I feel motivated to go build a bridge for $367 k
Would you like a road with that bridge?
video on the tech free method?
Snell's law?
"find least expensive bridge" on thumbnail is misleading, as the least expensive bridge will always be the route straight across the body of water @ 6 mi x 40 k$/mi = 240 k$
Or a route around the water. No bridge is the cheapest bridge.
Could you use snell's law to solve it?
Solve this question
Square ABCD has area 100
E is mid point of AB and F is midpoint of BC. AF and DE meet at G . Find the area of triangle DFG .
Как называется программа где ты строишь графики?
Thats insane
This is why I went tech school.
How exciting
!! A 3-4-5 triangle. Did you see it?
maxima minima!!
Man plz solve any one JEE Advance Question
The lesson here is that if you are good at math you can afford to own two factories!
How rigorous!
It costs $400 000 to build this bridge for twelve seconds
C=10 (Pythagoras!)
i thought graphing was cheating an used this opportunity to lear more about calculus :D i had to google a lot but i got there in the end
Have a golden retriever swim across to get a ball while recording. Then build to that path.
Pst... this is real btw
and that, my friends, is applied mathematics.
Basically, it's just a couple tens of thousands cheaper...

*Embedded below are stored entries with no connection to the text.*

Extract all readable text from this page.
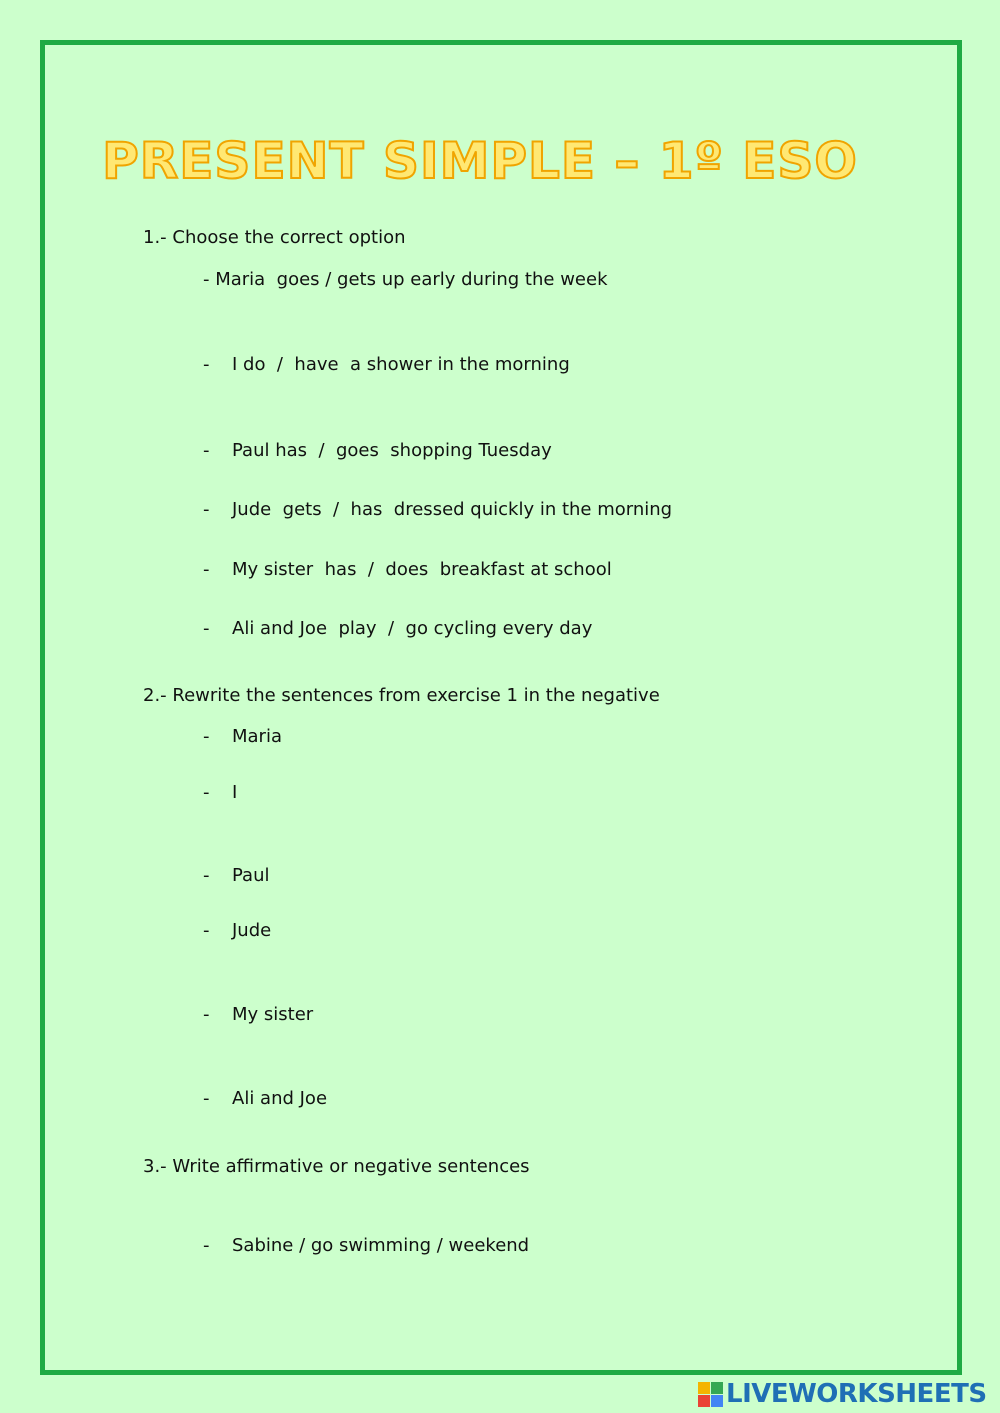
PRESENT SIMPLE – 1º ESO
1.- Choose the correct option
- Maria  goes / gets up early during the week
- I do  /  have  a shower in the morning
- Paul has  /  goes  shopping Tuesday
- Jude  gets  /  has  dressed quickly in the morning
- My sister  has  /  does  breakfast at school
- Ali and Joe  play  /  go cycling every day
2.- Rewrite the sentences from exercise 1 in the negative
- Maria
- I
- Paul
- Jude
- My sister
- Ali and Joe
3.- Write affirmative or negative sentences
- Sabine / go swimming / weekend
LIVEWORKSHEETS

I love how you look like a jock
Cost of doing this much Maths will be 50000$
😮😮😮😮😮😮
Show the calculation next time! Ty!
That’s a cuberatic or whatever that shi called. We still at quadratics they easy asl when the hard stuff coming 😂
anyone else think of the brachistochrone curve
How confusing
Where is he 💀💀💀
didn't see the vid yet but its gonna b the same if u take the hypotenuse or if u use the sides
im the 1000th like
Why not take the derivative?
just use logistics bots duh
You're so cute
You have 2 factories
You have a lot of money
Pay 32153.90 more and make it straight
lol
"Find least expensive bridge"? (as per your video tile) Zero calculations needed. It is a bridge built across the river in any spot as long as it is perpendicular to the banks. No matter where you build it. That will be your "least expensive bridge".
Sometimes people overanalyze a question and get into unnecessarily complicated solutions.